Kunstforum der Bank Austria: Werke von Karel Appel
Von Cobra und Art brut zum mystischen Wasser
Von Brigitte Borchhardt-Birbaumer
Die große Werkschau des heute über 80-jährigen Karel Appel
bringt berühmte Frühwerke eines der Hauptvertreter der Gruppe Cobra nach
Österreich und zeigt auch das zum Teil ungeheuer aktuelle Alterswerk eines
Malers, den Direktorin Ingried Brugger zu Recht den Jüngsten unter den
Alten (Wilden) bezeichnet. Bis 13. Oktober sind die monumentalen Formate
aus sechs Jahrzehnten und zahlreiche bunte Skulpturen in einer lockeren,
angenehmen Aufteilung verteilt worden; sympathisch gehängt, nicht
vollgeräumt und auch nicht langweilig geordnet. Spannend macht sich
gerade der Vergleich des frühen expressiven und der Art brut stark
verbundenen Werks mit den späten Akten oder Landschaften wie einer
wunderbaren Ansicht eines Heiligtums in den Japanischen Alpen. Das
schattenhafte Schwarz im Kontrast zu wenigen Buntfarben, Grau und Weiß
zeigt die Verbindungen, die es zwischen den wilden Malern verschiedener
Generationen und Länder gibt: Hier taucht gedanklich manche Komposition
von Lüpertz als Vergleich auf; manchmal spürt man auch, dass Baselitz
Annährungen suchte und in Österreich ist vor allem Peter Pongratz durch
seine Interpretation der Kinder- und Geisteskrankenkunst ein Verwandter
des 1921 in Amsterdam geborenen Appel, der mit Corneille, Constant,
Volvekamp u. a. 1948 schon die Gruppe Cobra (nach den Hauptstädten
Kopenhagen, Brüssel und Amsterdam benannt) gründete. Picasso und
Mondrian sollten als Klassiker überwunden werden, die Merkmale der
absoluten Avantgarde waren daher jene neuen Orientierungen, aber auch
chaotischer Duktus, pastoser Malauftrag, Emotionalität und Experiment: Die
ersten "Wilden" wurden natürlich auch durch die Kunst der Naturvölker
außerhalb Europas inspiriert. 1950 zog Appel nach Paris; es gab
Ausstellungen mit Pollock, de Kooning, Dubuffet, Wols und Hartung, die in
Amerika, Frankreich und Deutschland ähnlich neue Positionen bezogen.

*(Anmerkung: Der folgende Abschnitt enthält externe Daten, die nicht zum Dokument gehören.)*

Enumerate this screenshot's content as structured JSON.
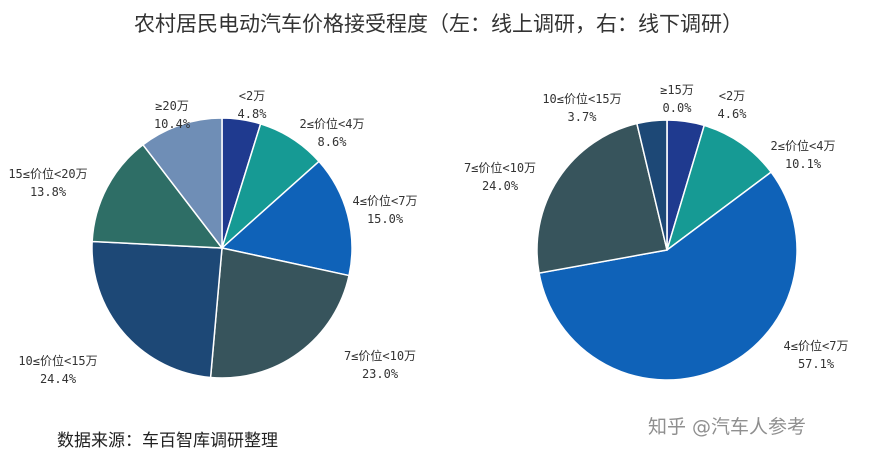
{
  "title": "农村居民电动汽车价格接受程度（左：线上调研，右：线下调研）",
  "source_note": "数据来源：车百智库调研整理",
  "watermark": "知乎 @汽车人参考",
  "chart_data": [
    {
      "type": "pie",
      "slices": [
        {
          "label": "<2万",
          "value": 4.8,
          "value_text": "4.8%",
          "color": "#1f3a8f"
        },
        {
          "label": "2≤价位<4万",
          "value": 8.6,
          "value_text": "8.6%",
          "color": "#169a94"
        },
        {
          "label": "4≤价位<7万",
          "value": 15.0,
          "value_text": "15.0%",
          "color": "#0f62b8"
        },
        {
          "label": "7≤价位<10万",
          "value": 23.0,
          "value_text": "23.0%",
          "color": "#37545c"
        },
        {
          "label": "10≤价位<15万",
          "value": 24.4,
          "value_text": "24.4%",
          "color": "#1d4876"
        },
        {
          "label": "15≤价位<20万",
          "value": 13.8,
          "value_text": "13.8%",
          "color": "#2e6e66"
        },
        {
          "label": "≥20万",
          "value": 10.4,
          "value_text": "10.4%",
          "color": "#6f8eb6"
        }
      ]
    },
    {
      "type": "pie",
      "slices": [
        {
          "label": "<2万",
          "value": 4.6,
          "value_text": "4.6%",
          "color": "#1f3a8f"
        },
        {
          "label": "2≤价位<4万",
          "value": 10.1,
          "value_text": "10.1%",
          "color": "#169a94"
        },
        {
          "label": "4≤价位<7万",
          "value": 57.1,
          "value_text": "57.1%",
          "color": "#0f62b8"
        },
        {
          "label": "7≤价位<10万",
          "value": 24.0,
          "value_text": "24.0%",
          "color": "#37545c"
        },
        {
          "label": "10≤价位<15万",
          "value": 3.7,
          "value_text": "3.7%",
          "color": "#1d4876"
        },
        {
          "label": "≥15万",
          "value": 0.0,
          "value_text": "0.0%",
          "color": "#6f8eb6"
        }
      ]
    }
  ]
}
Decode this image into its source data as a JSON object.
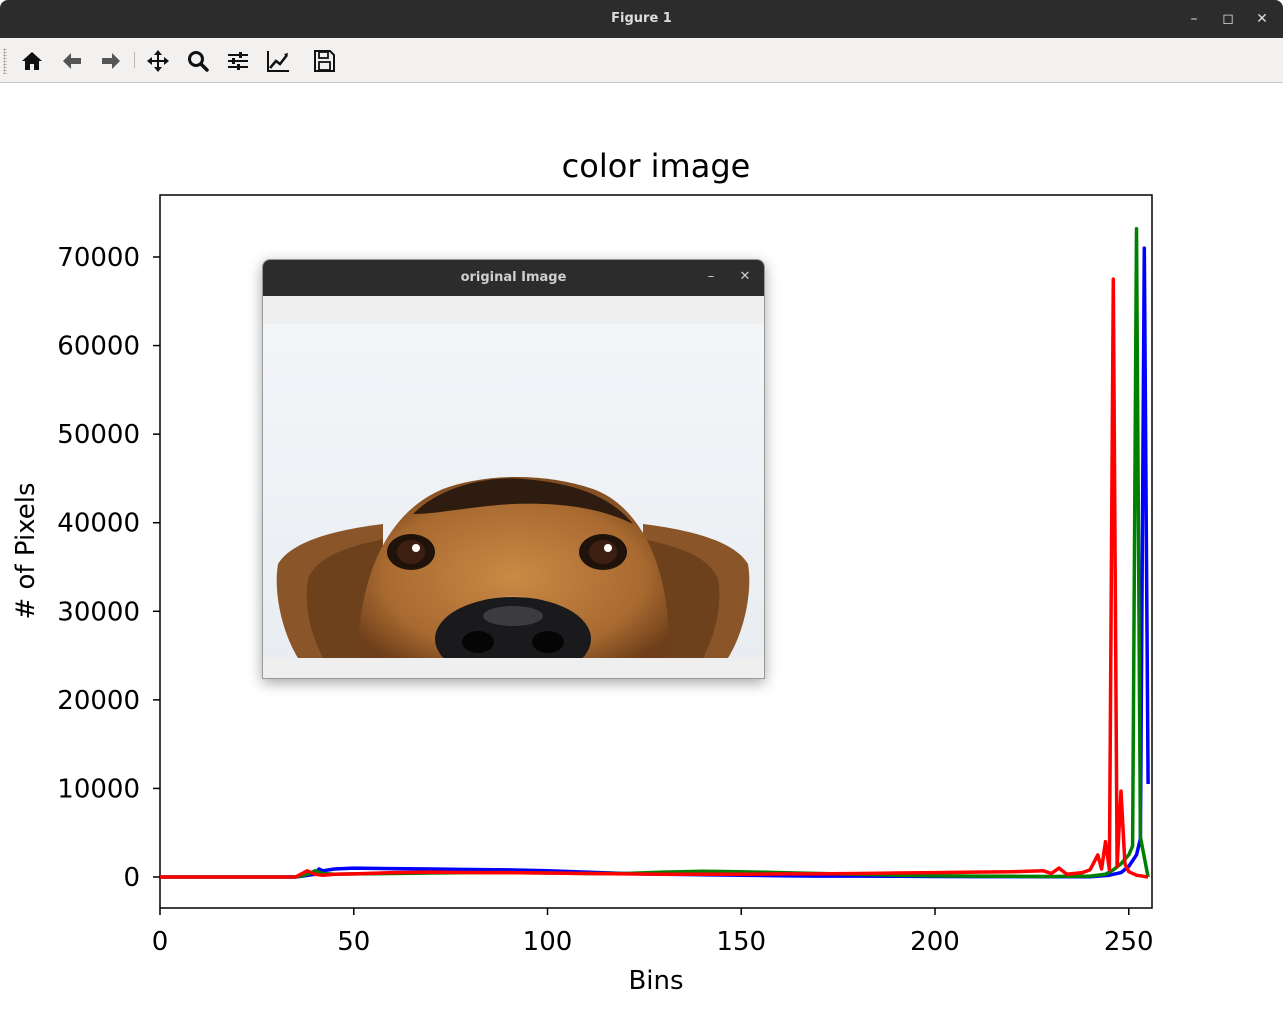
{
  "window": {
    "title": "Figure 1"
  },
  "window_controls": {
    "minimize": "–",
    "maximize": "◻",
    "close": "✕"
  },
  "toolbar": {
    "buttons": [
      "home-icon",
      "back-icon",
      "forward-icon",
      "pan-icon",
      "zoom-icon",
      "configure-subplots-icon",
      "edit-axis-icon",
      "save-icon"
    ]
  },
  "popup": {
    "title": "original Image",
    "minimize": "–",
    "close": "✕",
    "image_subject": "dog face peeking from bottom"
  },
  "colors": {
    "blue": "#0000ff",
    "green": "#008000",
    "red": "#ff0000",
    "titlebar": "#2c2c2c"
  },
  "chart_data": {
    "type": "line",
    "title": "color image",
    "xlabel": "Bins",
    "ylabel": "# of Pixels",
    "xlim": [
      0,
      256
    ],
    "ylim": [
      -3500,
      77000
    ],
    "xticks": [
      0,
      50,
      100,
      150,
      200,
      250
    ],
    "yticks": [
      0,
      10000,
      20000,
      30000,
      40000,
      50000,
      60000,
      70000
    ],
    "series": [
      {
        "color": "blue",
        "points": [
          [
            0,
            0
          ],
          [
            35,
            0
          ],
          [
            40,
            300
          ],
          [
            41,
            900
          ],
          [
            42,
            700
          ],
          [
            45,
            900
          ],
          [
            50,
            1000
          ],
          [
            60,
            950
          ],
          [
            70,
            900
          ],
          [
            80,
            850
          ],
          [
            90,
            800
          ],
          [
            100,
            700
          ],
          [
            110,
            550
          ],
          [
            120,
            400
          ],
          [
            130,
            300
          ],
          [
            140,
            250
          ],
          [
            150,
            200
          ],
          [
            160,
            150
          ],
          [
            170,
            100
          ],
          [
            180,
            100
          ],
          [
            190,
            80
          ],
          [
            200,
            60
          ],
          [
            210,
            50
          ],
          [
            220,
            40
          ],
          [
            230,
            30
          ],
          [
            240,
            30
          ],
          [
            245,
            200
          ],
          [
            248,
            500
          ],
          [
            250,
            1200
          ],
          [
            252,
            2500
          ],
          [
            253,
            4300
          ],
          [
            254,
            71000
          ],
          [
            255,
            10500
          ]
        ]
      },
      {
        "color": "green",
        "points": [
          [
            0,
            0
          ],
          [
            35,
            0
          ],
          [
            38,
            300
          ],
          [
            40,
            700
          ],
          [
            42,
            400
          ],
          [
            45,
            300
          ],
          [
            50,
            350
          ],
          [
            60,
            400
          ],
          [
            70,
            450
          ],
          [
            80,
            500
          ],
          [
            90,
            500
          ],
          [
            100,
            450
          ],
          [
            110,
            400
          ],
          [
            120,
            400
          ],
          [
            130,
            550
          ],
          [
            140,
            650
          ],
          [
            150,
            600
          ],
          [
            160,
            500
          ],
          [
            170,
            400
          ],
          [
            180,
            300
          ],
          [
            190,
            200
          ],
          [
            200,
            150
          ],
          [
            210,
            100
          ],
          [
            220,
            80
          ],
          [
            230,
            60
          ],
          [
            240,
            100
          ],
          [
            244,
            300
          ],
          [
            246,
            800
          ],
          [
            248,
            1500
          ],
          [
            250,
            2500
          ],
          [
            251,
            3500
          ],
          [
            252,
            73200
          ],
          [
            253,
            4500
          ],
          [
            255,
            0
          ]
        ]
      },
      {
        "color": "red",
        "points": [
          [
            0,
            0
          ],
          [
            35,
            0
          ],
          [
            38,
            700
          ],
          [
            40,
            300
          ],
          [
            42,
            200
          ],
          [
            45,
            300
          ],
          [
            50,
            350
          ],
          [
            60,
            500
          ],
          [
            70,
            550
          ],
          [
            80,
            500
          ],
          [
            90,
            500
          ],
          [
            100,
            450
          ],
          [
            110,
            400
          ],
          [
            120,
            350
          ],
          [
            130,
            300
          ],
          [
            140,
            300
          ],
          [
            150,
            300
          ],
          [
            160,
            350
          ],
          [
            170,
            350
          ],
          [
            180,
            400
          ],
          [
            190,
            450
          ],
          [
            200,
            500
          ],
          [
            210,
            550
          ],
          [
            220,
            600
          ],
          [
            228,
            700
          ],
          [
            230,
            400
          ],
          [
            232,
            1000
          ],
          [
            234,
            300
          ],
          [
            238,
            500
          ],
          [
            240,
            800
          ],
          [
            242,
            2500
          ],
          [
            243,
            900
          ],
          [
            244,
            4000
          ],
          [
            245,
            800
          ],
          [
            246,
            67500
          ],
          [
            247,
            1200
          ],
          [
            248,
            9700
          ],
          [
            249,
            1500
          ],
          [
            250,
            600
          ],
          [
            252,
            200
          ],
          [
            255,
            0
          ]
        ]
      }
    ]
  }
}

Musik, vor allem Jazz, gibt weitere Impulse, aus den USA kommt die
Pop-Kultur dazu, Alltagsgegenstände werden verwoben, Ginsbergs
Bildgedichte spielen eine weitere Rolle. Der Documenta-Beiträger
arbeitete auch für Filme, machte Wandgestaltungen und Ballette; seit 1990
ist die Skulptur wieder einmal vorrangig geworden, aber immer wieder kehrt
die wilde Pranke der Malerei zurück, nur eine Phase brachte in den
siebziger Jahren eine Art Beruhigung und die späteren Werke haben auch
zuweilen eine mystische Stille trotz der spontanen Grundstruktur - so auch
in den "Horses" von 1997. Akte wie abstrakte strichbetonte Anschauungen
der Natur beweisen eine gleichrangige Aufnahme des Spirituellen, denn
Appels Motto lautet: "Kunst ist die Verinnerlichung des Allmächtigen auf
dieser Erde." Parallel zur Ausstellung zeigt auch Appels Wiener
Stammgalerie Ulysses zahlreiche Werke aus dem Jahr 2002 auf meist weißem
Grund unter dem Titel "Mutation in Motion".